After meeting, we planned to get drunk, get high and get laid — not necessarily in that order. Give us a break. We averaged about 20 years of age.
It never happened, naturally. Nobody showed up at Haight and Ashbury because nobody knew when the war ended. There was nothing like V-E Day or V-J Day in World War II. Did the war end with the signing of the Paris Peace Accords in 1972? Did it end with the departure of last U.S. combat troops? Did it end when the last helicopter lifted the last American off the roof of the U.S. Embassy in 1975? How about when the POWs came home from North Vietnam? Tell me when the Vietnam War ended.
Maybe we would have met in San Francisco, at least a couple of us, if there had been a V-Vietnam Day. Maybe not. We were scattered to the four winds long before 1975. I’m not even positive anymore who the five were. I think they were Roch Thornton (me), Ken “Dunc” Duncan, Dennis “Erp” Erpelding, Dennis “Huck” Prock and Nelson Kilmister.
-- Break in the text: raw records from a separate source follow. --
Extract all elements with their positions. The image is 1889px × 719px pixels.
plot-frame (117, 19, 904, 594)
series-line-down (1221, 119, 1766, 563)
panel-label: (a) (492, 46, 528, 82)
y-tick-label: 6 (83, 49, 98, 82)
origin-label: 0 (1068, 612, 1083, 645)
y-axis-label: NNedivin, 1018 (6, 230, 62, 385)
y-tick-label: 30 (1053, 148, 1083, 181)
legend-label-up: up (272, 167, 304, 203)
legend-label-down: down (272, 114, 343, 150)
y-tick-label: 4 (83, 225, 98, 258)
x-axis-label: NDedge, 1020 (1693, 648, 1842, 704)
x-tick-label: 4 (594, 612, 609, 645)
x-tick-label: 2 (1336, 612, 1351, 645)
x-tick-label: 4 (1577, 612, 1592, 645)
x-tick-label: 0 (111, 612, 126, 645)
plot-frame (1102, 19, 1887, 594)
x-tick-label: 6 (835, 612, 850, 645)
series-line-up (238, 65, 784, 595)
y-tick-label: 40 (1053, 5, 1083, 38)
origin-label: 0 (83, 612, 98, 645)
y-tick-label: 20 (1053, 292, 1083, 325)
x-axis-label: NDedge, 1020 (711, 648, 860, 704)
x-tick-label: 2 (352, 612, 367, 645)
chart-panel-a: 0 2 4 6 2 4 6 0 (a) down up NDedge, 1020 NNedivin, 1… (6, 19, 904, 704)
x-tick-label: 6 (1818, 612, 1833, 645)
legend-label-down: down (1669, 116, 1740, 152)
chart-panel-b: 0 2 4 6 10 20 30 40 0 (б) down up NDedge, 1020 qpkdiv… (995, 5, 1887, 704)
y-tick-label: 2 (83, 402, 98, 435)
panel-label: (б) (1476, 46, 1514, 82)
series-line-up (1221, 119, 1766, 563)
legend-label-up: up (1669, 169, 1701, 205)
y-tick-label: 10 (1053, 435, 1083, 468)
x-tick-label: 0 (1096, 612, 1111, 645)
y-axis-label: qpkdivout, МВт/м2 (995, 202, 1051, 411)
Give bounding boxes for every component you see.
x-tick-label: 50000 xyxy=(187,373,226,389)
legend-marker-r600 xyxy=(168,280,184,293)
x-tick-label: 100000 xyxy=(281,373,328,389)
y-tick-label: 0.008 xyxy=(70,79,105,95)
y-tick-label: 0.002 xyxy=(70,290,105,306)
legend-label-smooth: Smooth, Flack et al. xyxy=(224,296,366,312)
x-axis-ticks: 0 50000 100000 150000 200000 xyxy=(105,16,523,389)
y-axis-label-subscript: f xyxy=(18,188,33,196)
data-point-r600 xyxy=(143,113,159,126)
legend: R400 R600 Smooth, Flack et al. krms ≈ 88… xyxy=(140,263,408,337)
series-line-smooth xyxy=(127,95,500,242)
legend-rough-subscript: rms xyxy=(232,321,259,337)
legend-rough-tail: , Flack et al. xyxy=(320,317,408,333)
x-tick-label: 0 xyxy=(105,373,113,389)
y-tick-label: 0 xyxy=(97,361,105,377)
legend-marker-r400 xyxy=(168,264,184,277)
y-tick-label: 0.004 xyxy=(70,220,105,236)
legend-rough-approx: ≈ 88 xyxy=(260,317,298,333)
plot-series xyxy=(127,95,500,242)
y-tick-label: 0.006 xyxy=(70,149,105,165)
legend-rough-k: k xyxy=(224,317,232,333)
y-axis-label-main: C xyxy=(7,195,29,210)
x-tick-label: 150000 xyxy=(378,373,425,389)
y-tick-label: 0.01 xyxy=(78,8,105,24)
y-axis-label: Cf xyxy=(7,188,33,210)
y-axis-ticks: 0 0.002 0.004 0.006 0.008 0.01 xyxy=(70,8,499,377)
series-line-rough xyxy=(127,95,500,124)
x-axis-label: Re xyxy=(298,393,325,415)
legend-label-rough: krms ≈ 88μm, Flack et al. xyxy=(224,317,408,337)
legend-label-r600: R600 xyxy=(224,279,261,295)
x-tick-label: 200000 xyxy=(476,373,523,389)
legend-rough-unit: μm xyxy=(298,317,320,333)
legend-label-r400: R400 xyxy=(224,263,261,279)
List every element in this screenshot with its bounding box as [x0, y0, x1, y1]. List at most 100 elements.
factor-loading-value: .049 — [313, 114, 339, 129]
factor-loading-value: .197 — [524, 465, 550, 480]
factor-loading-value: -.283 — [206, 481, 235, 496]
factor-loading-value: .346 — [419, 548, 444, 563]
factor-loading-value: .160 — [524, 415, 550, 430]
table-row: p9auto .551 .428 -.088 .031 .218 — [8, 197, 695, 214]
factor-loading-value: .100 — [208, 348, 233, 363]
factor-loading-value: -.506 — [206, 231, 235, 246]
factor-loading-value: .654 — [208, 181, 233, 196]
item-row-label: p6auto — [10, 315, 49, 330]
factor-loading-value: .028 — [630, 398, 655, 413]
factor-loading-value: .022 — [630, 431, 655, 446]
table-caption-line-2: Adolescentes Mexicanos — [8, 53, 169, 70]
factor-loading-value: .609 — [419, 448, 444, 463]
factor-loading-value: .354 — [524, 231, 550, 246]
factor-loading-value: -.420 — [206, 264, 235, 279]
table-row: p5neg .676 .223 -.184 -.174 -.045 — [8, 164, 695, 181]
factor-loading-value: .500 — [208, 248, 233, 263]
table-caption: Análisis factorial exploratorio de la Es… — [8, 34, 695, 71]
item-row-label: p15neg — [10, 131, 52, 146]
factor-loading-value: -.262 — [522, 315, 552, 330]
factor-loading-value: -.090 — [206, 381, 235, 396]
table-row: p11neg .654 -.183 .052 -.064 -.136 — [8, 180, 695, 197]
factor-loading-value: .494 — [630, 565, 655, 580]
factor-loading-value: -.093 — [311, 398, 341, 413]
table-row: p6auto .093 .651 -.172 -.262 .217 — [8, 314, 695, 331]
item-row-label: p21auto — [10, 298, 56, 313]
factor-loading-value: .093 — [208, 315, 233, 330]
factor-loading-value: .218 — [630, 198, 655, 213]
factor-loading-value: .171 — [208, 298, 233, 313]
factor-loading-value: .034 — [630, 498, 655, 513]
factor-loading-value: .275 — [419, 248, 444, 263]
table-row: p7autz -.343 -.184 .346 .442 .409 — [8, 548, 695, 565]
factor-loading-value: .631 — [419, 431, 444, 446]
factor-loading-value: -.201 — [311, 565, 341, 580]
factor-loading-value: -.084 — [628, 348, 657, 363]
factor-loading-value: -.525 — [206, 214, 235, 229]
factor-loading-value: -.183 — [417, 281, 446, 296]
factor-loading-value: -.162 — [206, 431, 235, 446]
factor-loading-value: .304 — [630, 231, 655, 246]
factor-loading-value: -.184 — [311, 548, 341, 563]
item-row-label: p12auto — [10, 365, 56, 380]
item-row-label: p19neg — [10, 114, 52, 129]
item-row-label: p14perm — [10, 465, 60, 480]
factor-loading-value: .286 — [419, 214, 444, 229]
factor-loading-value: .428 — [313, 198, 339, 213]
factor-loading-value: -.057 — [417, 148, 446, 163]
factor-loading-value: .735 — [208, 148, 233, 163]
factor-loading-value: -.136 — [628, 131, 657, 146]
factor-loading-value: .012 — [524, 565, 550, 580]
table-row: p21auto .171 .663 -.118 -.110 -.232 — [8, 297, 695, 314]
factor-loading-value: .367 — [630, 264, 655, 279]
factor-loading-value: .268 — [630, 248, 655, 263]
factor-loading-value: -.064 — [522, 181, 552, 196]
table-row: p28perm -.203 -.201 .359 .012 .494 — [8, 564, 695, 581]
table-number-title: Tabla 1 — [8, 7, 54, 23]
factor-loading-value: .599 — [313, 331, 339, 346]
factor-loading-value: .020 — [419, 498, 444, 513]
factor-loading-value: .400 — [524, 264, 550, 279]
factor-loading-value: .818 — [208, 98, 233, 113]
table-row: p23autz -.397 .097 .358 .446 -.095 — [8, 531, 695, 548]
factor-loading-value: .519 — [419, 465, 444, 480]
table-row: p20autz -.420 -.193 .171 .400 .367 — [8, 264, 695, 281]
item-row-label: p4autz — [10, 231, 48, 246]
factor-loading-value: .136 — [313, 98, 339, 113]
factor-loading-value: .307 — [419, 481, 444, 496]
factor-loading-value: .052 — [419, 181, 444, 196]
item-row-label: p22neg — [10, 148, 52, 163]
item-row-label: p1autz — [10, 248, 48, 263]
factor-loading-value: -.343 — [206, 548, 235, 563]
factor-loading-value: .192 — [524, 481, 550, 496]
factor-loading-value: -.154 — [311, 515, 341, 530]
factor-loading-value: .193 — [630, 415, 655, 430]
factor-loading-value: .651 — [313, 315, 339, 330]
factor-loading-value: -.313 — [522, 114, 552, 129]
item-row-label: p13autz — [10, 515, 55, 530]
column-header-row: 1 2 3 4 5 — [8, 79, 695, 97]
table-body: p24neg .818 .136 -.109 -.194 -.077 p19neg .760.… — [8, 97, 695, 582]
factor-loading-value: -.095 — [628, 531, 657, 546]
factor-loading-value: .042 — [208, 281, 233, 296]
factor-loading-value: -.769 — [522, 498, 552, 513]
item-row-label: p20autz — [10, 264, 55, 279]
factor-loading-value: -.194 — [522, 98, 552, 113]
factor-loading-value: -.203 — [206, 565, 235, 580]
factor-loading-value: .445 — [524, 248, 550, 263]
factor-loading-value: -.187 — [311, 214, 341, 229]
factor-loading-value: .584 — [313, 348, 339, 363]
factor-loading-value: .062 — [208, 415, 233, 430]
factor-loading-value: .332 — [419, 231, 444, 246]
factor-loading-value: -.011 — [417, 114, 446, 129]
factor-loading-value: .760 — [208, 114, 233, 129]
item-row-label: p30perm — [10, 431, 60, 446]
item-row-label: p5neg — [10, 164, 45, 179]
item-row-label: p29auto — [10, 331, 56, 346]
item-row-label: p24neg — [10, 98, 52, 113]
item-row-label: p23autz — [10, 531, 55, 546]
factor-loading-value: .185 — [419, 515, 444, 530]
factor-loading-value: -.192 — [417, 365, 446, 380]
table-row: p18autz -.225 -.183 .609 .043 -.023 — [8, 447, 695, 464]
Ken, Huck and I finally had our reunion in Kansas City on Oct. 31 and Nov. 1-2, 1997, along with our wives and some of our children. We had a great time, though we’re middle-aged now, celebrating our survival and talking about old friends and the “bad old days.” Another reunion is being planned, and more old comrades will be there — a little more than five years after the end of the war.